[otbn] Document data integrity measures
Start the documentation of security features in OTBN with a
documentation of its data integrity measures. This commit adds two new
sections to the documentation:
- A high-level security feature overview, i.e. the "sales pitch."
- A more detailed description of how the features are implemented in the
Design Details section.
The documentation is a starting point and we will need to add more
features and refine them as we move on with specification and
implementation.
Fixes #4007
Signed-off-by: Philipp Wagner <phw@lowrisc.org>
diff --git a/hw/ip/otbn/doc/_index.md b/hw/ip/otbn/doc/_index.md
index 5352111..44ef04f 100644
--- a/hw/ip/otbn/doc/_index.md
+++ b/hw/ip/otbn/doc/_index.md
@@ -393,6 +393,30 @@
This is a stack of tuples containing a loop count, start address and end address.
The stack has a maximum depth of eight and the top of the stack is the current loop.
+# Security Features
+
+<div class="bd-callout bd-callout-warning">
+ <h5>Work in progress</h5>
+
+ Work on OTBN is ongoing, including work on the specification and implementation of its security features.
+ Do not treat the following description (or anything in this documentation) as final, fully implemented, or verified.
+</div>
+
+OTBN is a security co-processor.
+It contains various security features and is hardened against side-channel analysis and fault injection attacks.
+The following sections describe the high-level security features of OTBN.

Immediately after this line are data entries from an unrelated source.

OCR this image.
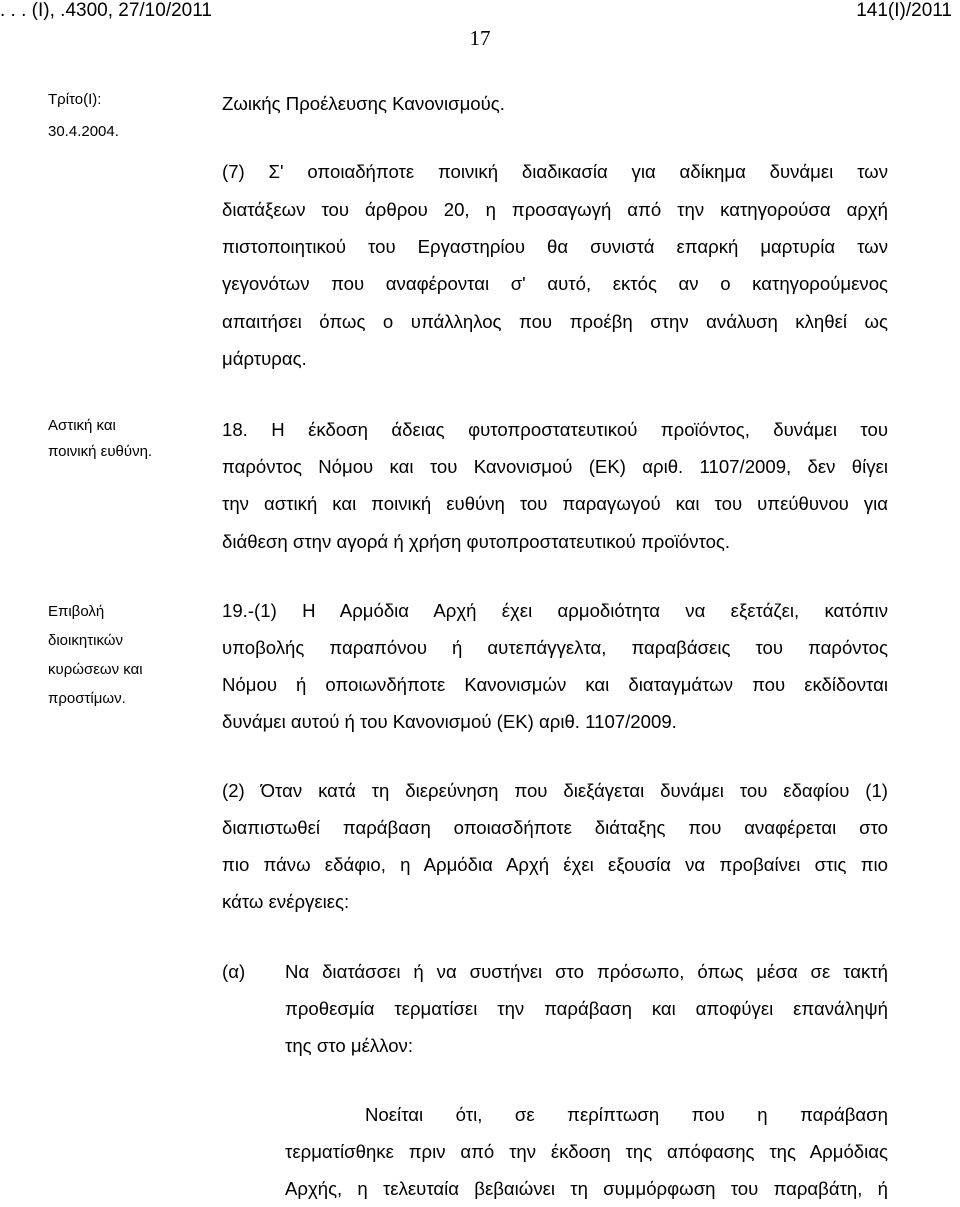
. . . (Ι), .4300, 27/10/2011	141(Ι)/2011
17
Τρίτο(Ι):
30.4.2004.
Ζωικής Προέλευσης Κανονισμούς.
(7) Σ' οποιαδήποτε ποινική διαδικασία για αδίκημα δυνάμει των
διατάξεων του άρθρου 20, η προσαγωγή από την κατηγορούσα αρχή
πιστοποιητικού του Εργαστηρίου θα συνιστά επαρκή μαρτυρία των
γεγονότων που αναφέρονται σ' αυτό, εκτός αν ο κατηγορούμενος
απαιτήσει όπως ο υπάλληλος που προέβη στην ανάλυση κληθεί ως
μάρτυρας.
Αστική και
ποινική ευθύνη.
18. Η έκδοση άδειας φυτοπροστατευτικού προϊόντος, δυνάμει του
παρόντος Νόμου και του Κανονισμού (ΕΚ) αριθ. 1107/2009, δεν θίγει
την αστική και ποινική ευθύνη του παραγωγού και του υπεύθυνου για
διάθεση στην αγορά ή χρήση φυτοπροστατευτικού προϊόντος.
Επιβολή
διοικητικών
κυρώσεων και
προστίμων.
19.-(1) Η Αρμόδια Αρχή έχει αρμοδιότητα να εξετάζει, κατόπιν
υποβολής παραπόνου ή αυτεπάγγελτα, παραβάσεις του παρόντος
Νόμου ή οποιωνδήποτε Κανονισμών και διαταγμάτων που εκδίδονται
δυνάμει αυτού ή του Κανονισμού (ΕΚ) αριθ. 1107/2009.
(2) Όταν κατά τη διερεύνηση που διεξάγεται δυνάμει του εδαφίου (1)
διαπιστωθεί παράβαση οποιασδήποτε διάταξης που αναφέρεται στο
πιο πάνω εδάφιο, η Αρμόδια Αρχή έχει εξουσία να προβαίνει στις πιο
κάτω ενέργειες:
(α) Να διατάσσει ή να συστήνει στο πρόσωπο, όπως μέσα σε τακτή
προθεσμία τερματίσει την παράβαση και αποφύγει επανάληψή
της στο μέλλον:
Νοείται ότι, σε περίπτωση που η παράβαση
τερματίσθηκε πριν από την έκδοση της απόφασης της Αρμόδιας
Αρχής, η τελευταία βεβαιώνει τη συμμόρφωση του παραβάτη, ή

+Refer to the [Design Details]({{< relref "#design-details" >}}) section for a more in-depth description.
+
+## Data Integrity Protection
+
+OTBN's data integrity protection is designed to protect the data stored and processed within OTBN from modifications through physical attacks.
+
+Data in OTBN travels along a data path which includes the data memory (DMEM), the load-store-unit (LSU), the register files (GPR and WDR), and the execution units.
+Whenever possible, data transmitted or stored within OTBN is protected with an integrity protection code which guarantees the detection of at least three modified bits per 32 bit word.
+Additionally, instructions and data stored in the instruction and data memory, respectively, are scrambled with a lightweight, non-cryptographically-secure cipher.
+
+Refer to the [Data Integrity Protection]({{<relref "#design-details-data-integrity-protection">}}) section for details of how the data integrity protections are implemented.
+
# Theory of Operations
## Block Diagram
@@ -403,7 +427,7 @@
{{< incGenFromIpDesc "../data/otbn.hjson" "hwcfg" >}}
-## Design Details
+## Design Details {#design-details}
### Memories
@@ -447,7 +471,7 @@
Each new execution of OTBN will reseed the `URND` LFSR.
The LFSR state is advanced every cycle when OTBN is running.
-### Error Handling and Reporting
+### Error Handling and Reporting {#design-details-error-handling-and-reporting}
By design, OTBN is a simple processor and provides no error handling support to code that runs on it.
@@ -499,6 +523,72 @@
The cycle after a write to {{< regref "CMD.start" >}}, the signal goes low.
This remains low until the end of the operation (either from an [`ECALL`]({{< relref "isa#ecall" >}}) or an error, at which point it goes high again.
+### Data Integrity Protection {#design-details-data-integrity-protection}
+
+OTBN stores and operates on data (state) in its dedicated memories, register files, and internal registers.
+OTBN's data integrity protection is designed to protected all data stored and transmitted within OTBN from modifications through physical attacks.
+
+During transmission, the integrity of data is protected with an integrity protection code.
+Data at rest in the instruction and data memories is additionally scrambled.
+
+In the following, the Integrity Protection Code and the scrambling algorithm are discussed, followed by their application to individual storage elements.
+
+#### Integrity Protection Code {#design-details-integrity-protection-code}
+
+OTBN uses the same integrity protection code everywhere to provide overarching data protection without regular re-encoding.
+The code is applied to 32b data words, and produces 39b of encoded data.
+
+The code used is an (39,32) Hsiao "single error correction, double error detection" (SECDED) error correction code (ECC) [[CHEN08]({{< relref "#ref-chen08">}})].
+It has a minimum Hamming distance of four, resulting in the ability to detect at least three errors in a 32 bit word.
+The code is used for error detection only; no error correction is performed.
+
+#### Memory Scrambling {#design-details-memory-scrambling}
+
+Contents of OTBN's instruction and data memories are scrambled while at rest.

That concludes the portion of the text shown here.